Using basic brute force method of finding primes under 131072(or maybe better known as 128K, 2^17). There are 12251 such primes.
So let's see... The actual optimization can be seen [like this].
No optimizations:
-O0 92.317 s
-O1 93.001 s
-O2 93.894 s
-O3 94.237 s
-Os 91.467 s
Best: 91.467 s
Worst: 94.237 s
Difference between best and worst: 2.93 %
Only check non-even numbers:
[for(i=2;i<num;i+=2)]
-O0 46.160 s
-O1 46.724 s
-O2 46.404 s
-O3 46.990 s
-Os 45. 760 s
Best: 45.760 s
Worst: 46.990 s
Difference between best and worst: 2.61 %
Only check numbers against non-even numbers:
[for(j=3;j<i;j+=2)]
-O0 23.085 s
-O1 23.348 s
-O2 23.495 s
-O3 23.695 s
-Os 23.078 s
Best: 23.078 s
Worst: 23.695 s
Difference between best and worst: 2.60 %
Only check numbers up to the square root of the number:
[for(j=3;j*j<=i;j++]
-O0 0.270 s
-O1 0.263 s
-O2 0.260 s
-O3 0.260 s
-Os 0.253 s
Best: 0.270 s
Worst: 0.253 s
Difference between best and worst: 6.29 %
At this point I made a huge mistake and the rest of the measurements got messed up. What I did was not applying the "only check numbers against non-even numbers" optimization to the code(I had to do some debugging so I reverted it and so it was left out by accident).
There is still much more to optimize:
- Apply the "only check numbers against non-even numbers" optimization
- break out from the inner loop if the number is proven to be a non-prime
- Move the tmp=0 assignment to else-clause of the if(tmp==0)
- Store the i and j variables in the CPU registers for faster acces(register keyword)

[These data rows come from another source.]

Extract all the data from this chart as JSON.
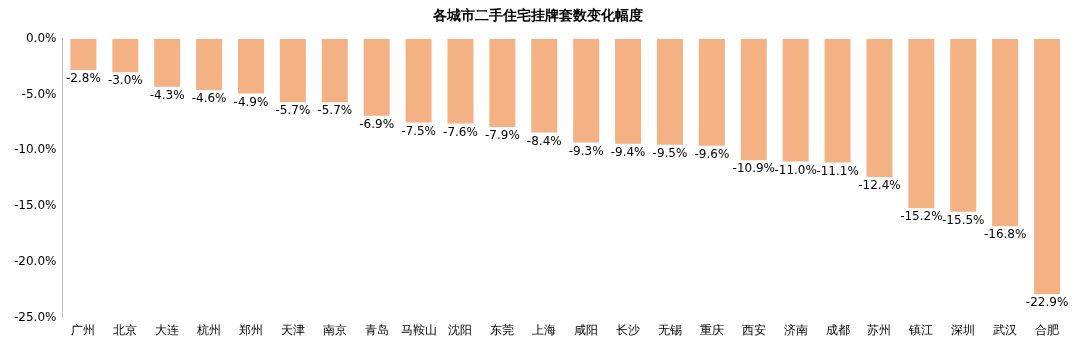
{
  "chart_data": {
    "type": "bar",
    "title": "各城市二手住宅挂牌套数变化幅度",
    "categories": [
      "广州",
      "北京",
      "大连",
      "杭州",
      "郑州",
      "天津",
      "南京",
      "青岛",
      "马鞍山",
      "沈阳",
      "东莞",
      "上海",
      "咸阳",
      "长沙",
      "无锡",
      "重庆",
      "西安",
      "济南",
      "成都",
      "苏州",
      "镇江",
      "深圳",
      "武汉",
      "合肥"
    ],
    "values": [
      -2.8,
      -3.0,
      -4.3,
      -4.6,
      -4.9,
      -5.7,
      -5.7,
      -6.9,
      -7.5,
      -7.6,
      -7.9,
      -8.4,
      -9.3,
      -9.4,
      -9.5,
      -9.6,
      -10.9,
      -11.0,
      -11.1,
      -12.4,
      -15.2,
      -15.5,
      -16.8,
      -22.9
    ],
    "value_labels": [
      "-2.8%",
      "-3.0%",
      "-4.3%",
      "-4.6%",
      "-4.9%",
      "-5.7%",
      "-5.7%",
      "-6.9%",
      "-7.5%",
      "-7.6%",
      "-7.9%",
      "-8.4%",
      "-9.3%",
      "-9.4%",
      "-9.5%",
      "-9.6%",
      "-10.9%",
      "-11.0%",
      "-11.1%",
      "-12.4%",
      "-15.2%",
      "-15.5%",
      "-16.8%",
      "-22.9%"
    ],
    "color": "#f4b183",
    "ylim": [
      -25,
      0
    ],
    "yticks": [
      {
        "value": 0,
        "label": "0.0%"
      },
      {
        "value": -5,
        "label": "-5.0%"
      },
      {
        "value": -10,
        "label": "-10.0%"
      },
      {
        "value": -15,
        "label": "-15.0%"
      },
      {
        "value": -20,
        "label": "-20.0%"
      },
      {
        "value": -25,
        "label": "-25.0%"
      }
    ],
    "grid": false,
    "legend": false
  }
}
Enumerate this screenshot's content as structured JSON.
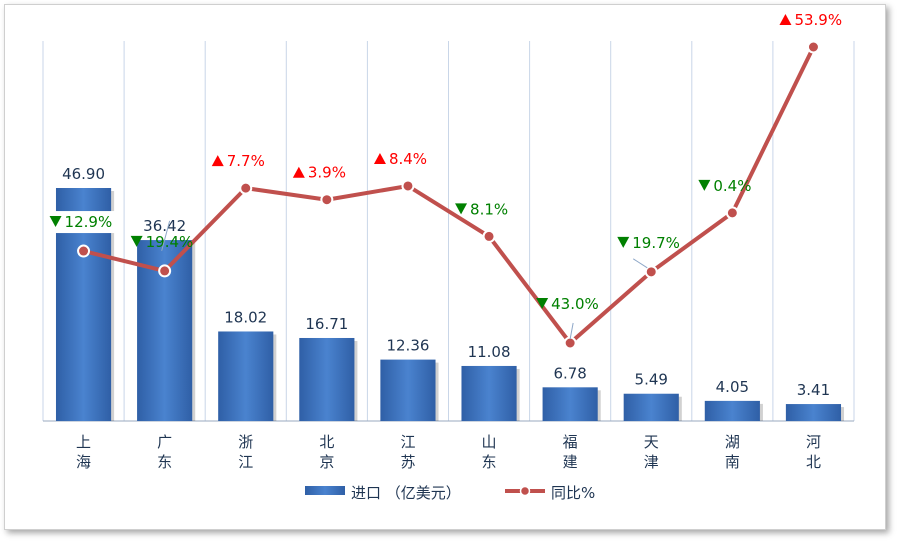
{
  "chart_data": {
    "type": "bar",
    "categories": [
      "上\n海",
      "广\n东",
      "浙\n江",
      "北\n京",
      "江\n苏",
      "山\n东",
      "福\n建",
      "天\n津",
      "湖\n南",
      "河\n北"
    ],
    "series": [
      {
        "name": "进口（亿美元）",
        "type": "bar",
        "color": "#3a6fb8",
        "values": [
          46.9,
          36.42,
          18.02,
          16.71,
          12.36,
          11.08,
          6.78,
          5.49,
          4.05,
          3.41
        ],
        "labels": [
          "46.90",
          "36.42",
          "18.02",
          "16.71",
          "12.36",
          "11.08",
          "6.78",
          "5.49",
          "4.05",
          "3.41"
        ]
      },
      {
        "name": "同比%",
        "type": "line",
        "color": "#c0504d",
        "values": [
          -12.9,
          -19.4,
          7.7,
          3.9,
          8.4,
          -8.1,
          -43.0,
          -19.7,
          -0.4,
          53.9
        ],
        "labels": [
          "12.9%",
          "19.4%",
          "7.7%",
          "3.9%",
          "8.4%",
          "8.1%",
          "43.0%",
          "19.7%",
          "0.4%",
          "53.9%"
        ]
      }
    ],
    "legend": {
      "bar": "进口 （亿美元）",
      "line": "同比%"
    },
    "up_color": "#ff0000",
    "down_color": "#008000",
    "grid": "vertical",
    "legend_position": "bottom"
  }
}
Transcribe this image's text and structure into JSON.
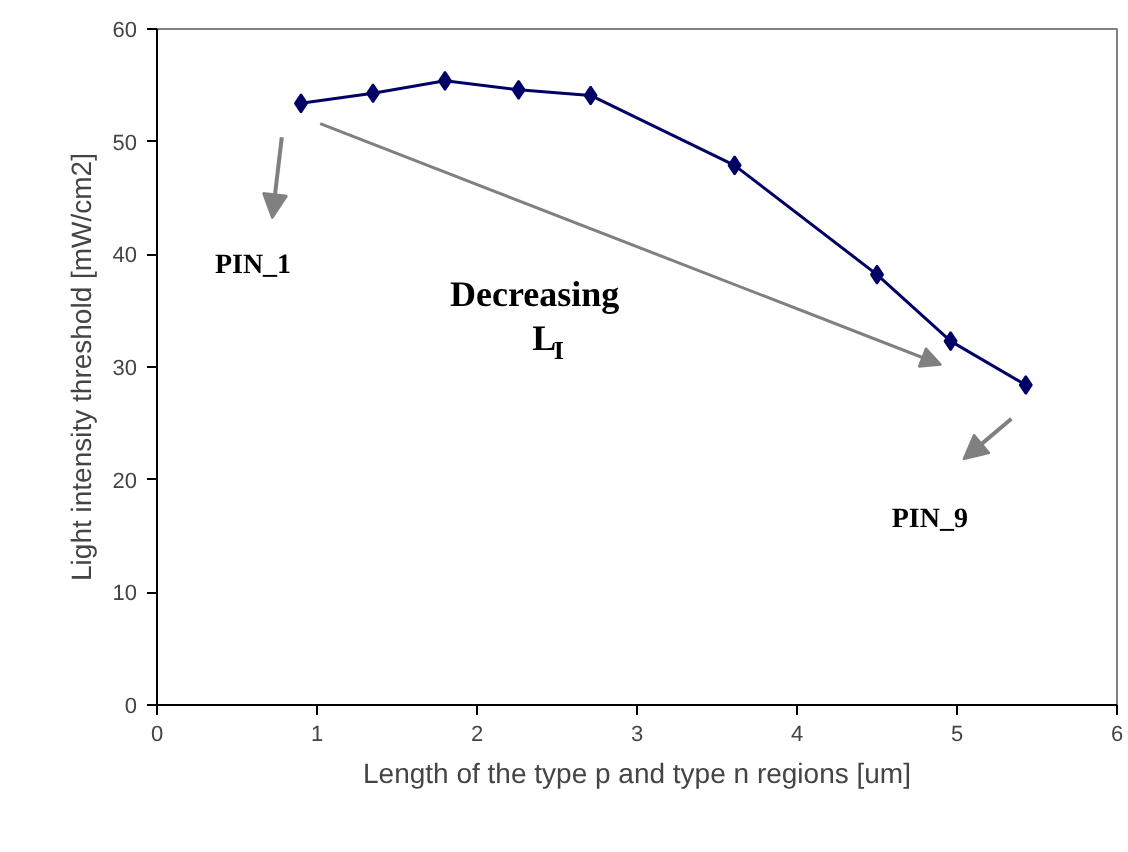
{
  "chart_data": {
    "type": "line",
    "xlabel": "Length of the type p and type n regions [um]",
    "ylabel": "Light intensity threshold [mW/cm2]",
    "x": [
      0.9,
      1.35,
      1.8,
      2.26,
      2.71,
      3.61,
      4.5,
      4.96,
      5.43
    ],
    "series": [
      {
        "color": "#000066",
        "values": [
          53.4,
          54.3,
          55.4,
          54.6,
          54.1,
          47.9,
          38.2,
          32.3,
          28.4
        ]
      }
    ],
    "xlim": [
      0,
      6
    ],
    "ylim": [
      0,
      60
    ],
    "xticks": [
      0,
      1,
      2,
      3,
      4,
      5,
      6
    ],
    "yticks": [
      0,
      10,
      20,
      30,
      40,
      50,
      60
    ],
    "grid": false,
    "marker": "diamond",
    "line_style": "solid",
    "annotations": [
      "PIN_1",
      "Decreasing L$_{I}$",
      "PIN_9"
    ]
  }
}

With all of these applied I was able to squeeze the running time down to 0.030s. Quite a leap from the inital ~1.5 minutes. ;)
Here is some of the source code:
Basic brute force method with no optimizations:
for(i=2;i<max;i++) {
for(j=2;j<i;j++) {
if((i%j)==0) { tmp=1;}
}
if(tmp==0) { primes++; }
tmp=0;
}
Whole brute force function with all possible optimizations I can think of applied:
unsigned int brute_primes(unsigned int max) {
register unsigned int i=0;
register unsigned int j=0;
unsigned int tmp=0;
unsigned int primes=1; /* 2 is a special case so we start from 3 */
for(i=3;i<=max;i+=2) {
for(j=3;j*j<=i;j+=2) {
if((i%j)==0) { tmp=1; break;}
}
if(tmp==0) { primes++; } else tmp=0;
}
return primes;
}
Well, I admit that this post is a complete mess. My intention was to gather all the possible optimizations and apply them one-by-one to see the benefits. After I realized half of the measurements were wrong, I decided to post the results as they were, and exclude the bad measurements.
Maybe I'll make another post about another prime number algorithm - sieve of eratosthenes. The basic implementation can be made quite much faster too, mainly applying the same optimizations since they apply to that algorithm aswell.